While we wait to get into space, Olivia Koski and Jana Grcevich, a science writer and astronomer, respectively, are giving us mere earthlings a taste of what space travel may look like with their new book, "Vacation Guide to the Solar System.”
“It all started with something called the Intergalactic Travel Bureau, a pop-up agency where the organization Guerilla Science invites members of the public to come and plan their vacation with an astronomer,” Koski told Space.com. She explained that the travel bureau’s mission is to “imbue science into culture, so planning vacations to space was an idea that we had to make astronomy and space science relevant to the average person.”
The book not only explores how humans will experience interplanetary travel, but also looks at just what we will do when we get there, like going low-gravity hiking, or skiing on Pluto.
While Pluto sounds cool, Grcevich said she’d choose to adventure on Titan, a moon of Saturn, because of its lakes. “They're not water lakes, they're methane and ethane — very cold, 300 degrees below zero — but you could have a beach vacation there,” she said, noting that it would be “very unlike” a beach vacation here on Earth, because it would be extremely cloudy with an orange-ish haze. It would also be incredibly dark due to the moon’s distance from the sun. But there would be one major perk: You’d likely be able to fly.

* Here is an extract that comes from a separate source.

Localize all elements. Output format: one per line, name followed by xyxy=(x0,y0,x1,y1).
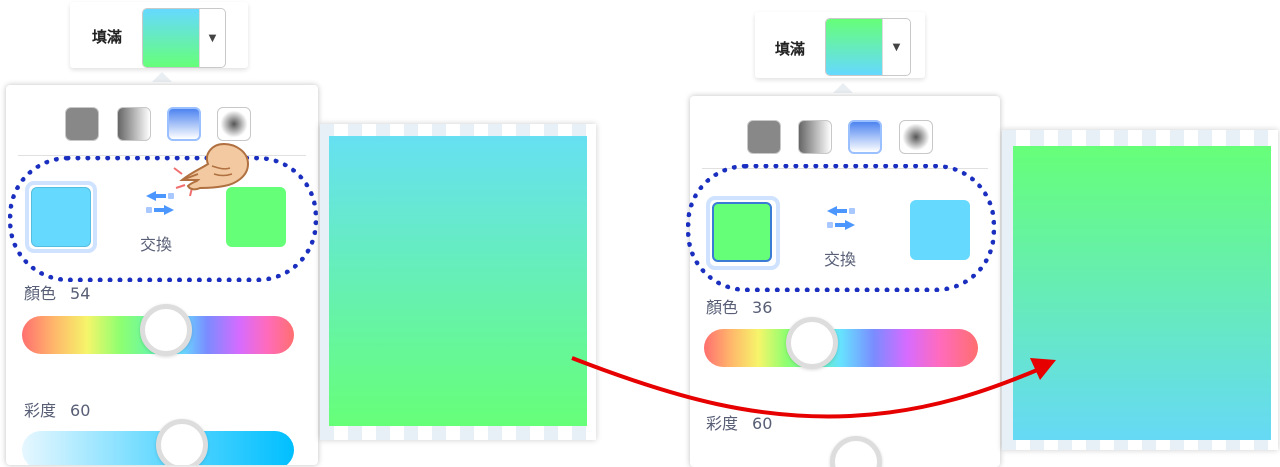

Grcevich explained that the atmosphere is “so thick, in fact, you could probably become airborne pretty easily under human power or with minimal external power, so you could fly on Titan, and I think that'd be a fascinating experience.”
In the book the duo also explores the infrastructure that would be needed to keep humans safe in different environments and looks at the few planets you’d probably like to avoid.

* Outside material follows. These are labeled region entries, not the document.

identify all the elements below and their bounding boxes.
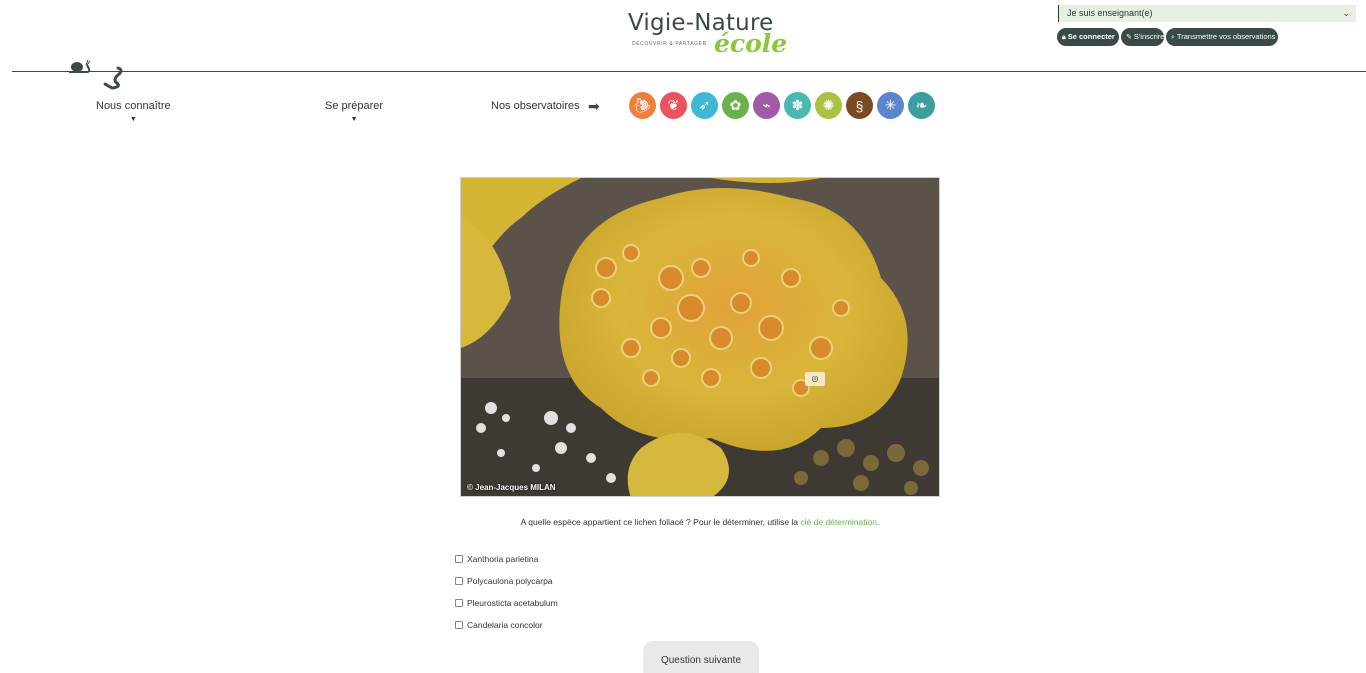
bat-observatory-button[interactable]: ⌁ (753, 92, 780, 119)
nav-observatories-label: Nos observatoires (491, 100, 580, 112)
nav-prepare-label: Se préparer (325, 100, 384, 112)
flower-icon: ✽ (791, 97, 804, 113)
role-select-value: Je suis enseignant(e) (1067, 8, 1153, 18)
site-logo[interactable]: Vigie-Nature DÉCOUVRIR & PARTAGER école (628, 10, 787, 58)
answer-option[interactable]: Pleurosticta acetabulum (455, 597, 558, 609)
answer-label: Xanthoria parietina (467, 554, 539, 564)
flower-observatory-button[interactable]: ✽ (784, 92, 811, 119)
seaweed-icon: ❧ (915, 97, 928, 113)
header-divider (12, 71, 1366, 72)
answer-label: Polycaulona polycarpa (467, 576, 553, 586)
zoom-icon[interactable]: ◎ (805, 372, 825, 386)
answer-label: Pleurosticta acetabulum (467, 598, 558, 608)
bird-icon: ➶ (698, 97, 711, 113)
answer-option[interactable]: Xanthoria parietina (455, 553, 538, 565)
snail-observatory-button[interactable]: 🐌︎ (629, 92, 656, 119)
lichen-photo: © Jean-Jacques MILAN ◎ (460, 177, 940, 497)
bird-observatory-button[interactable]: ➶ (691, 92, 718, 119)
insect-icon: ✺ (822, 97, 835, 113)
seaweed-observatory-button[interactable]: ❧ (908, 92, 935, 119)
bat-icon: ⌁ (762, 97, 771, 113)
question-text: A quelle espèce appartient ce lichen fol… (520, 517, 801, 527)
nav-about-label: Nous connaître (96, 100, 171, 112)
nav-about[interactable]: Nous connaître ▼ (96, 100, 171, 123)
pencil-icon: ✎ (1126, 34, 1132, 41)
answer-checkbox[interactable] (455, 599, 463, 607)
snail-icon (69, 59, 91, 73)
logo-subtitle: école (714, 29, 788, 58)
answer-checkbox[interactable] (455, 621, 463, 629)
chevron-down-icon: ⌄ (1342, 8, 1350, 18)
butterfly-icon: ❦ (667, 97, 680, 113)
signup-label: S'inscrire (1133, 32, 1165, 41)
earthworm-observatory-button[interactable]: § (846, 92, 873, 119)
insect-observatory-button[interactable]: ✺ (815, 92, 842, 119)
photo-credit: © Jean-Jacques MILAN (467, 483, 556, 492)
nav-observatories[interactable]: Nos observatoires (491, 100, 580, 112)
answer-option[interactable]: Polycaulona polycarpa (455, 575, 553, 587)
coral-observatory-button[interactable]: ✳ (877, 92, 904, 119)
earthworm-icon (103, 66, 123, 90)
lock-icon: 🔒︎ (1062, 34, 1066, 41)
caret-down-icon: ▼ (350, 116, 358, 123)
plant-icon: ✿ (729, 97, 742, 113)
submit-observations-button[interactable]: ⌕ Transmettre vos observations (1166, 28, 1278, 46)
snail-icon: 🐌︎ (633, 97, 652, 113)
role-select[interactable]: Je suis enseignant(e) ⌄ (1058, 5, 1356, 22)
login-button[interactable]: 🔒︎ Se connecter (1057, 28, 1119, 46)
login-label: Se connecter (1067, 32, 1115, 41)
butterfly-observatory-button[interactable]: ❦ (660, 92, 687, 119)
answer-checkbox[interactable] (455, 555, 463, 563)
answer-option[interactable]: Candelaria concolor (455, 619, 543, 631)
submit-observations-label: Transmettre vos observations (1176, 32, 1276, 41)
answer-checkbox[interactable] (455, 577, 463, 585)
quiz-question: A quelle espèce appartient ce lichen fol… (0, 517, 1366, 527)
signup-button[interactable]: ✎ S'inscrire (1121, 28, 1164, 46)
nav-prepare[interactable]: Se préparer ▼ (325, 100, 384, 123)
earthworm-icon: § (855, 97, 864, 114)
plant-observatory-button[interactable]: ✿ (722, 92, 749, 119)
determination-key-link[interactable]: clé de détermination (800, 517, 877, 527)
answer-label: Candelaria concolor (467, 620, 543, 630)
caret-down-icon: ▼ (129, 116, 137, 123)
question-end: . (876, 517, 880, 527)
logo-tagline: DÉCOUVRIR & PARTAGER (632, 41, 707, 47)
search-icon: ⌕ (1171, 34, 1175, 41)
arrow-right-icon: ➡ (588, 98, 600, 114)
coral-icon: ✳ (884, 97, 897, 113)
next-question-button[interactable]: Question suivante (643, 641, 759, 673)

“You don't want to go to the surface of Venus for too long, even if you could. It's just really, really, really hot there, and the pressure is really high, and it's almost like you could probably handle one of those things — really high pressure or high temperatures — but both…I don't know,” Koski said.
As for first-time space travel, Koski and Grcevich said their recommendation is a simple one: head to the Earth’s moon. "It's so close — you don't have to take a ton of time off work, and it's the most affordable, even if it's probably out of reach for most people," Koski said. "But there are people on planet Earth who can afford it, and who have actually purchased a ticket to the moon. That's pretty incredible, if you think about it.”